Please give us an overview of the current legal market in Guernsey and how any recent developments have impacted your practice?
The local M&A market in Guernsey was relatively active throughout 2017, and this has continued well into 2018. We would characte
rise the market as, for the most part, a “seller’s market”, with a number of buyers (both domestic and international) looking to undertake transactions in Guernsey. Private equity funds and buy-out firms are currently in a cycle where they have excess dry powder and this has driven a significant amount of local M&A activity – particularly in the fund and trust administration sector. However, as Guernsey is a sophisticated international financial centre, the market is exposed to the same economic and political factors as affect the level and type of M&A in larger onshore jurisdictions.
One of the great strengths of Guernsey is that it has kept its Companies Law under review since its introduction in 2008, ensuring that it has kept pace pragmatically with the needs of modern business, and to respond to developments in other jurisdictions and industry feedback. New parts were inserted into the Companies Law, by Ordinance, dealing with the Takeovers and Mergers Panel and the Regulation of Auditors for the purposes of Directive 2006/43/EC. In addition, as part of the ongoing review of the Companies Law, some further potential areas for amendment have been identified through engagement with key stakeholders, with a consultation paper being issued in June of this year. Responses are currently being considered by the Committee for Economic Development with a view to developing policy proposals.
What significant trends exist in the Guernsey market presently? Are you seeing these just domestically or internationally as well?
In Guernsey, Appleby has continued to develop its growing specialism in advising major corporates on deals effected by way of scheme of arrangement in the Guernsey courts. Since their introduction in 2008, schemes of arrangement have become a regular and popular means of effecting takeovers, amalgamations and corporate restructurings in Guernsey. It seems that their application has been embraced by both the local courts and industry as a viable alternative to a traditional takeover bid, amalgamation or corporate restructure.

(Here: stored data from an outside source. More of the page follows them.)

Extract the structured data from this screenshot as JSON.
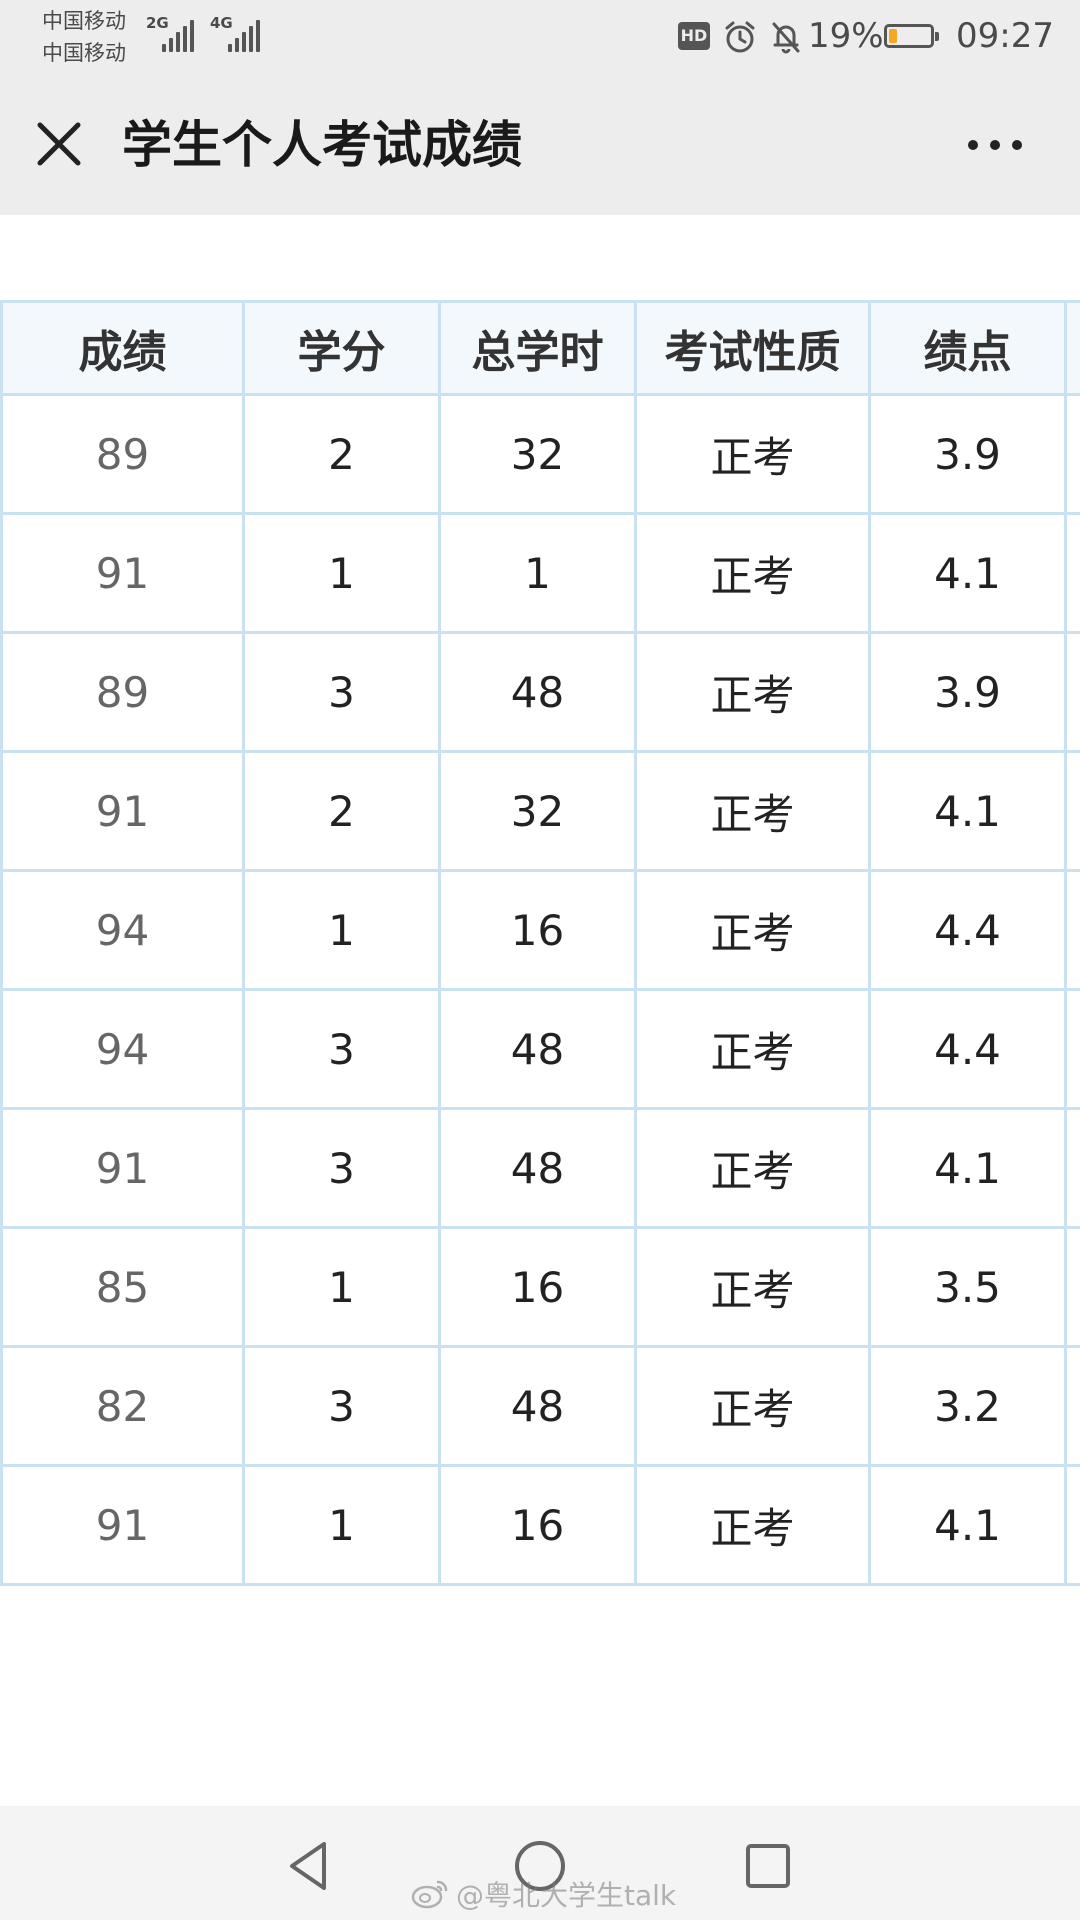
{
  "status_bar": {
    "carrier_1": "中国移动",
    "carrier_2": "中国移动",
    "net_1": "2G",
    "net_2": "4G",
    "hd": "HD",
    "battery_percent": "19%",
    "battery_level": 0.19,
    "time": "09:27",
    "icons": [
      "alarm-icon",
      "bell-off-icon"
    ]
  },
  "title_bar": {
    "title": "学生个人考试成绩",
    "icons": [
      "close-icon",
      "more-icon"
    ]
  },
  "table": {
    "headers": [
      "成绩",
      "学分",
      "总学时",
      "考试性质",
      "绩点"
    ],
    "rows": [
      [
        "89",
        "2",
        "32",
        "正考",
        "3.9"
      ],
      [
        "91",
        "1",
        "1",
        "正考",
        "4.1"
      ],
      [
        "89",
        "3",
        "48",
        "正考",
        "3.9"
      ],
      [
        "91",
        "2",
        "32",
        "正考",
        "4.1"
      ],
      [
        "94",
        "1",
        "16",
        "正考",
        "4.4"
      ],
      [
        "94",
        "3",
        "48",
        "正考",
        "4.4"
      ],
      [
        "91",
        "3",
        "48",
        "正考",
        "4.1"
      ],
      [
        "85",
        "1",
        "16",
        "正考",
        "3.5"
      ],
      [
        "82",
        "3",
        "48",
        "正考",
        "3.2"
      ],
      [
        "91",
        "1",
        "16",
        "正考",
        "4.1"
      ]
    ]
  },
  "nav_bar": {
    "icons": [
      "back-triangle-icon",
      "home-circle-icon",
      "recents-square-icon"
    ]
  },
  "watermark": {
    "text": "@粤北大学生talk",
    "icon": "weibo-icon"
  },
  "colors": {
    "bar_background": "#ededed",
    "table_border": "#c9e1f0",
    "header_background": "#f2f8fc",
    "battery_fill": "#f5a623"
  }
}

The Guernsey provisions dealing with schemes of arrangement are broadly similar to those in England and Wales.
What are the three biggest challenges to practising M&A in Guernsey at the moment?
Across Appleby as a firm, we consider the three biggest challenges to M&A activity in both Guernsey and the Channel Islands as a whole to be:
- Political uncertainties including Brexit in Europe, the midterm elections in the US and Chinese government scrutiny over outbound deals;
- US and UK tax and regulatory reforms; and
- Current macroeconomic and geopolitical factors influencing transactions.
How does M&A fit into the firm as a whole? Is it easy to collaborate with other teams?
Appleby has experts in offshore corporate, finance, funds, restructuring and dispute resolution. The M&A team plays a central role in Appleby’s wider corporate and finance offering, and is comprised of industry experts with deep knowledge of private equity, energy, insurance, banking, healthcare, real estate, media, telecoms, investment products, regulatory matters and FinTech.
Given the cross-jurisdictional nature of many of the M&A transactions that we work on, our Guernsey team routinely works closely alongside the corporate and finance practices of other Appleby offices. Our unique global footprint enables us to provide a seamless cross-border service to our clients.
What advice would you give to the next generation of M&A lawyers?
M&A lawyers need to be as knowledgeable as they can be about not only corporate law, but also finance, capital markets, tax and competition law, so they can understand the transaction they are working on and provide the best advice to the client. In addition, M&A lawyers must understand what is most important for their clients’ businesses and their strategic goals, in order to most effectively represent them. It is important to be able to identify what is worth being tenacious about and what is not – for example, knowing not just the purpose and effect of a warranty, but also whether it is relevant to your client’s business or not, meaning whether you should insist on it or can do without it. Therefore, always be prepared, and focus on developing from being just another average lawyer into being a true trusted strategic adviser for your clients.
It is important to understand that while it is your role to provide advice, it is ultimately the client who makes the business decisions. Too often, lawyers are more aggressive than is necessary, and lawyers making a meal out of something which is not in their client’s interests is never good for anyone.
What are your predictions for M&A in Guernsey over the next five years?
Locally, we expect further consolidation and restructuring of insurance and fiduciary businesses during any Brexit transitional period. If the current geopolitical climate of protectionism and trade wars continues, we may see an increase in global restructuring as companies seek to minimise any tariffs imposed on their business and goods produced. Any such movement would undoubtedly have an impact on the M&A market in both Guernsey and the Channel Islands as a whole. That said, Guernsey is one of the leading offshore jurisdictions, so we anticipate that it will remain attractive to global public and private companies, financial institutions, funds and high-net-worth individuals.